Hoskinson machte zugleich ungewöhnlich deutlich, wie begrenzt seine formale Rolle im heutigen Cardano-System ist. „Ich habe bei Cardano keine besonderen Befugnisse. Ich habe keine Governance-Schlüssel. Ich habe nicht einmal die Möglichkeit, eine Hard Fork zu initiieren, geschweige denn eine Änderung von Protokollparametern.“ Er fügte hinzu: „Ich habe keinen Zugriff auf die Treasury. Ich besitze nicht einmal die Marke für den Namen Cardano.“ Diese Aussagen verweisen auf Cardanos Voltaire-Ära, in der CIP-1694 ein dreiteiliges Governance-Modell aus DReps, Constitutional Committee und Stake-Pool-Betreibern vorsieht. Treasury-Entnahmen sind formale Governance-Aktionen und benötigen die Zustimmung der zuständigen Gremien, statt direkt von Hoskinson gesteuert zu werden.

Wie real diese Vetomacht inzwischen ist, zeigte zuletzt auch die Entscheidung der Cardano Foundation, den Cardano Summit 2026 in Singapur abzusagen, nachdem ein Treasury-Antrag die erforderliche Zweidrittelmehrheit verfehlt hatte. Der Antrag über rund 7,8 Millionen ADA kam auf etwa 65,21 Prozent Zustimmung und blieb damit unter der Schwelle von 66,67 Prozent.

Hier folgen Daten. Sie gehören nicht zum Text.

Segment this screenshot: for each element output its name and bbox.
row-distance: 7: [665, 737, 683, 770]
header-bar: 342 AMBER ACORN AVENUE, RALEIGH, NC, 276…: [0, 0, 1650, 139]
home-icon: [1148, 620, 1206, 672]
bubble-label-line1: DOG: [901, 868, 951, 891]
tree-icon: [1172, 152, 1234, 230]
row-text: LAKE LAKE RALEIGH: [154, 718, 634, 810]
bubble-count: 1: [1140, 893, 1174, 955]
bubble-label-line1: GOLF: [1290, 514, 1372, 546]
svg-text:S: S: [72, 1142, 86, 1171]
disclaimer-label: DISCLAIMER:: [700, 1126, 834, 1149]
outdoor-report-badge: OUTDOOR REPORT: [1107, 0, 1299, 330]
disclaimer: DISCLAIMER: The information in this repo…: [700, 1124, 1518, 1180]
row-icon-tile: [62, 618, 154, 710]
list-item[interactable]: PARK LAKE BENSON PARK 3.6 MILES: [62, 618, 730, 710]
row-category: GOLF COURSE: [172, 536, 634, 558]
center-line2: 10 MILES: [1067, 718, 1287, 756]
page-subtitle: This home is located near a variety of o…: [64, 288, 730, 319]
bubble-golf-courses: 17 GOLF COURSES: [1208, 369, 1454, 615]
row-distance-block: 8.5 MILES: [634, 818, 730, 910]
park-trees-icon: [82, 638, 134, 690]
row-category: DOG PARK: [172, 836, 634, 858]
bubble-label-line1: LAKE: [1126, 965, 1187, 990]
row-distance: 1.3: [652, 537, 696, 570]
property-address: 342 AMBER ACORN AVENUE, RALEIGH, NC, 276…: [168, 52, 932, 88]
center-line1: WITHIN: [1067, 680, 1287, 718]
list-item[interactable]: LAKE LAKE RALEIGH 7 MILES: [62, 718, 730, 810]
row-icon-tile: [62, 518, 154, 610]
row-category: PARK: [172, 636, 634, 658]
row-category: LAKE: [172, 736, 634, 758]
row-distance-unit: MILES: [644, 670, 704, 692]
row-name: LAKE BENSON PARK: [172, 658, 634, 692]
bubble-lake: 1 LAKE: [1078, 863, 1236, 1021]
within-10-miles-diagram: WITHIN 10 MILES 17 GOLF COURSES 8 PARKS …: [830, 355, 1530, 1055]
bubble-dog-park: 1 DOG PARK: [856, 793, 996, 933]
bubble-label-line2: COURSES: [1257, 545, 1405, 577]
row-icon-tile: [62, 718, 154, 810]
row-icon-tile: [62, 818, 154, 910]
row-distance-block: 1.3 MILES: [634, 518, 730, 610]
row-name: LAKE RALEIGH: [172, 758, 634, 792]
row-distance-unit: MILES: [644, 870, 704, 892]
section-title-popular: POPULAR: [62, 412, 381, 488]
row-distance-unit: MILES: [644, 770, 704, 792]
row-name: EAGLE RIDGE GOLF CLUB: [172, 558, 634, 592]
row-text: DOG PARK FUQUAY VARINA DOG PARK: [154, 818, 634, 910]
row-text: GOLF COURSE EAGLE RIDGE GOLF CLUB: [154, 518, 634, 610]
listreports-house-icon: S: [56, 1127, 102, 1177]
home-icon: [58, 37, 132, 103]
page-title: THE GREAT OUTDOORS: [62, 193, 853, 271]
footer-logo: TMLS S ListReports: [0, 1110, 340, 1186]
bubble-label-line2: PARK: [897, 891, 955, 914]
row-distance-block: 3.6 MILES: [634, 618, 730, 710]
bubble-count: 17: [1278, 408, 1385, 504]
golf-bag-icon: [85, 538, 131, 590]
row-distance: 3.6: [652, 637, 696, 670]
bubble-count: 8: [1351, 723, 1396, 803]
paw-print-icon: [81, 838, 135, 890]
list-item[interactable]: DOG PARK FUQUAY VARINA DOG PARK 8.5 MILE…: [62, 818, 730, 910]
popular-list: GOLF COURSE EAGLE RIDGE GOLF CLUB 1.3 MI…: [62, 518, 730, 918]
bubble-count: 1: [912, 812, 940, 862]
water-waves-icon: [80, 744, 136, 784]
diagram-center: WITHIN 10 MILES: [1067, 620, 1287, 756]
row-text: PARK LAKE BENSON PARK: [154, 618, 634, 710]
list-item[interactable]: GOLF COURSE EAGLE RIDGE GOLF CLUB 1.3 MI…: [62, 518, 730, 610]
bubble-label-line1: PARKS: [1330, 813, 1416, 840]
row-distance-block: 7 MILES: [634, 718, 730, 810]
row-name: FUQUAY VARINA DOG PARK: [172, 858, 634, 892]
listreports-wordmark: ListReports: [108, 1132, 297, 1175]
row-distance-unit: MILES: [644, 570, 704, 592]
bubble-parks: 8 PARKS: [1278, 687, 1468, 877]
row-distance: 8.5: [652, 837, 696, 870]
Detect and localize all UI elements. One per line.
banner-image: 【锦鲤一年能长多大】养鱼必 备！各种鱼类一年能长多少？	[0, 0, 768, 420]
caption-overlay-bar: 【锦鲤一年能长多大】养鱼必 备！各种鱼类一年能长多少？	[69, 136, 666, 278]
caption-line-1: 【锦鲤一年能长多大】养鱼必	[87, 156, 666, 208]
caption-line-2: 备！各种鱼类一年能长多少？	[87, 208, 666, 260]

Gleichzeitig wurde ein separater EMURGO-Antrag für Cardanos Präsenz bei TOKEN2049 Singapore angenommen. Die Community lehnte also nicht pauschal Event-Ausgaben ab, sondern zog bei einem größeren Summit-Budget eine Grenze. Zusammen mit dem Ende von TapTools zeigt das, dass Cardanos Treasury-Prozess tatsächlich unabhängig funktioniert, das Ökosystem aber noch darum ringt, wie kritische Infrastruktur, Marketing, Entwicklerwerkzeuge und kommerzielle Unterstützung unter dezentraler Governance verlässlich finanziert werden sollen.

Hoskinsons kurzer X-Post wirkt deshalb weniger wie ein isolierter persönlicher Rückzug als wie ein Symptom eines strukturellen Übergangs. Cardano wurde darauf ausgelegt, Gründerkontrolle zu reduzieren; nun verweist Hoskinson darauf, dass genau diese Dezentralisierung seine Fähigkeit begrenzt, angeschlagene Ökosystemprojekte direkt zu retten. Frühere Pausen von X, Interviews oder öffentlicher Kommunikation wurden von ihm ebenfalls nicht als Ausstieg aus Cardano verstanden, sondern als Anpassung seiner öffentlichen Rolle. Die aktuelle Episode macht dennoch deutlich, dass Cardanos Governance nicht nur Abstimmungsmechanik ist, sondern zunehmend über Ressourcen, Prioritäten und Verantwortung im Ökosystem entscheidet.